‘Eighty per cent of life,’ according to Woody Allen, ‘is just showing up.’ So much of life is simply the set of circumstances we find ourselves in – things happen to us. For example, our parents, our genetic design, the weather, much of our education and our government are all things that we experience as ‘happening to us’. In Greek grammar, these things are expressed in what we call the ‘passive voice’. However, we also make things happen. When I initiate an action and do something, this is expressed in the ‘active voice’.
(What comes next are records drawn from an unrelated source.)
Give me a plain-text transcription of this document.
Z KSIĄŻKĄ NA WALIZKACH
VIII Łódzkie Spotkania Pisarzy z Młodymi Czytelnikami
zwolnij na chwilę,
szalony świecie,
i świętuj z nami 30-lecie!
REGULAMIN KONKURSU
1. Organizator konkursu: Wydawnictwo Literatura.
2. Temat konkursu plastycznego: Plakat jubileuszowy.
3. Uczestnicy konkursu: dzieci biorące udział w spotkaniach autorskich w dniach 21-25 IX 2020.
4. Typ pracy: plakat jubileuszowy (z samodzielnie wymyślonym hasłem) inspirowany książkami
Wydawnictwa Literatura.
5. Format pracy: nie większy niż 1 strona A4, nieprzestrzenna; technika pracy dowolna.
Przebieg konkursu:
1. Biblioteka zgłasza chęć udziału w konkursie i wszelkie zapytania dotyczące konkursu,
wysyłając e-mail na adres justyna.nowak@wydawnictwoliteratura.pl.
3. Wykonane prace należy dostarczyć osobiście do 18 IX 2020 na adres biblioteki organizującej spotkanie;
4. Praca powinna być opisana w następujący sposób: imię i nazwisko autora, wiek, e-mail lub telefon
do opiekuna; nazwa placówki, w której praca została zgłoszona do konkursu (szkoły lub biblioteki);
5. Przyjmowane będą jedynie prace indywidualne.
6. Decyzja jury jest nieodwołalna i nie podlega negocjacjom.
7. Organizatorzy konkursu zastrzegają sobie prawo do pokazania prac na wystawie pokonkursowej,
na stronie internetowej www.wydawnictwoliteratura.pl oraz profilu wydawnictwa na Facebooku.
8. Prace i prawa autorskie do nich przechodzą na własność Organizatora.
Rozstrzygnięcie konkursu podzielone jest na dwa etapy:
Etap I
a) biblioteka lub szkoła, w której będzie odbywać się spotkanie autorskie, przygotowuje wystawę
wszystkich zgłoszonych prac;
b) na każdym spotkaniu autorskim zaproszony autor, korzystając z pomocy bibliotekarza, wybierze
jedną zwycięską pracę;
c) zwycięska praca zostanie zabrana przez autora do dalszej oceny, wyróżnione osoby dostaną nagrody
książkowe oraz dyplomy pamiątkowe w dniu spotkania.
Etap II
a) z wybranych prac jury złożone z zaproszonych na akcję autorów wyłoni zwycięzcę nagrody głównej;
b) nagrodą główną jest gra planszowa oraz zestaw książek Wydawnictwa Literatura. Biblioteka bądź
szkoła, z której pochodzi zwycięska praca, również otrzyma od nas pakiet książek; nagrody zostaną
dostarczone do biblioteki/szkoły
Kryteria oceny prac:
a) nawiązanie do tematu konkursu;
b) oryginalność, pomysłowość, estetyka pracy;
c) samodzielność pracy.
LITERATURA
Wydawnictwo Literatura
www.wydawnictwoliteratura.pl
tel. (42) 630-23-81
But Greek grammar also has a third voice – the ‘middle voice’. This is neither wholly active nor wholly passive. When I use the middle voice, I am participating in the results of an action.
Prayer takes place in the middle voice. Prayer cannot be in the active voice because it is not an action I control. That would be a pagan concept of prayer: we make the gods do our bidding with incantations and rituals. Prayer is not in the passive voice either, in which I slump passively into the impersonal and fated will of gods and goddesses. In Christian prayer, I enter into an action begun by another – my creating and saving Lord. I then find myself participating in the results of his gracious action.
In one sense, the whole of the Christian life is prayer. We welcome God’s gracious hand in our lives, and we participate in what he is doing in the world. God involves you in his plans. Of course, he could do it all on his own, but he chooses to involve you. He gives you freedom, yet he remains in control.